In 1984, a 2760-bp DNA segment of P. aeruginosa exotoxin A structural gene was cloned in E.coli by Gray et al. Expression of the ETA coding sequence in E.coli under control of E.coli trp promoter, resulted in the production of enzymatically active protein (18). Trp promoter and its derivatives have been successfully used for heterologous protein expression, however, sometimes requires consideration of parameters other than transcription such as translation initiation, translation elongation and proteolysis (19).
Protein expression vectors that utilize the bacteriophage T7 polymerase/promoter system are capable of very high levels of protein production (20). Therefore, we used pET28a containing T7 promotor for increasing recombinant protein production.
Mozola et al (1984) cloned a segment of the gene from P. aeruginosa PA103 encoding the enzymatically active part of the exotoxin A protein. They used E.coli BamH1 in the expression step (21).
Reintroduction of the plasmid into a T7 RNA polymerase-producing strain such as BL21 (λDE3) reproducibly restored high level protein production (20). Therefore, we used this strain of E.coli for higher expression of recombinant protein.

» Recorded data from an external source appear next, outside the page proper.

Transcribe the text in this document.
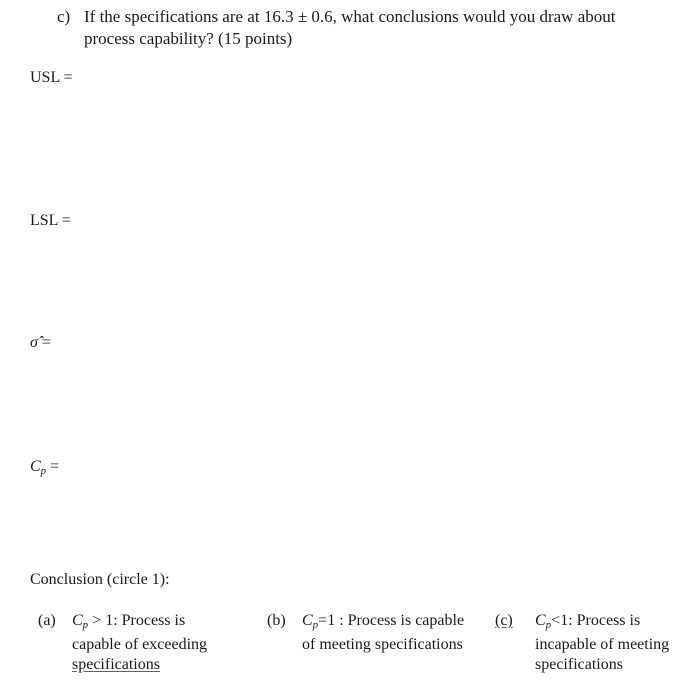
c) If the specifications are at 16.3 ± 0.6, what conclusions would you draw about
process capability? (15 points)
USL =
LSL =
σ̂ =
$C_p$ =
Conclusion (circle 1):
(a) $C_p > 1$: Process is
capable of exceeding
specifications
(b) $C_p=1$ : Process is capable
of meeting specifications
(c) $C_p<1$: Process is
incapable of meeting
specifications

Exotoxin A gene from P. aeruginosa was expressed in E. coli by Lory et al In 1988. Analysis of the location of exotoxin A in various bacterial compartments by immunoblotting revealed that exotoxin A was exported by E. coli into its periplasmic space, while less than 10% was found in the cytoplasmic and membrane fractions. No detectable toxin was excreted into the medium (7). The expression in E.coli of the gene for phospholipase C, another extracellular enzyme of P. aeruginosa was studied by Lory and Tai (1983). They found that this enzyme was outer-membrane associated but did not report whether it was processed from its precursor (22). Our results also showed that E.coli could not excrete the recombinant polypeptide into the medium and the recombinant polypeptide was found in the intracellular fraction of the bacteria.
In the present study, cloning and expression of a gene segment encoding translocation domain plus 1b of P. aeruginosa PAO1 ETA, was done for the first time in order to produce much more potent immunogen. The two restriction enzymes (EcoRI and HindIII) were used for double digestion of pET28a vector and PCR product. In 2010, Bayat et al also used this vector and the same restriction enzymes (16).
We are presently screening new clones which we anticipate will contain the translocation domain plus 1b of exotoxin A structural gene. Such recombinant polypeptides or the DNA encoding them, can be used for the immunization purposes
We would like to thank Nima Hosseini Jazani for providing bacterial strains.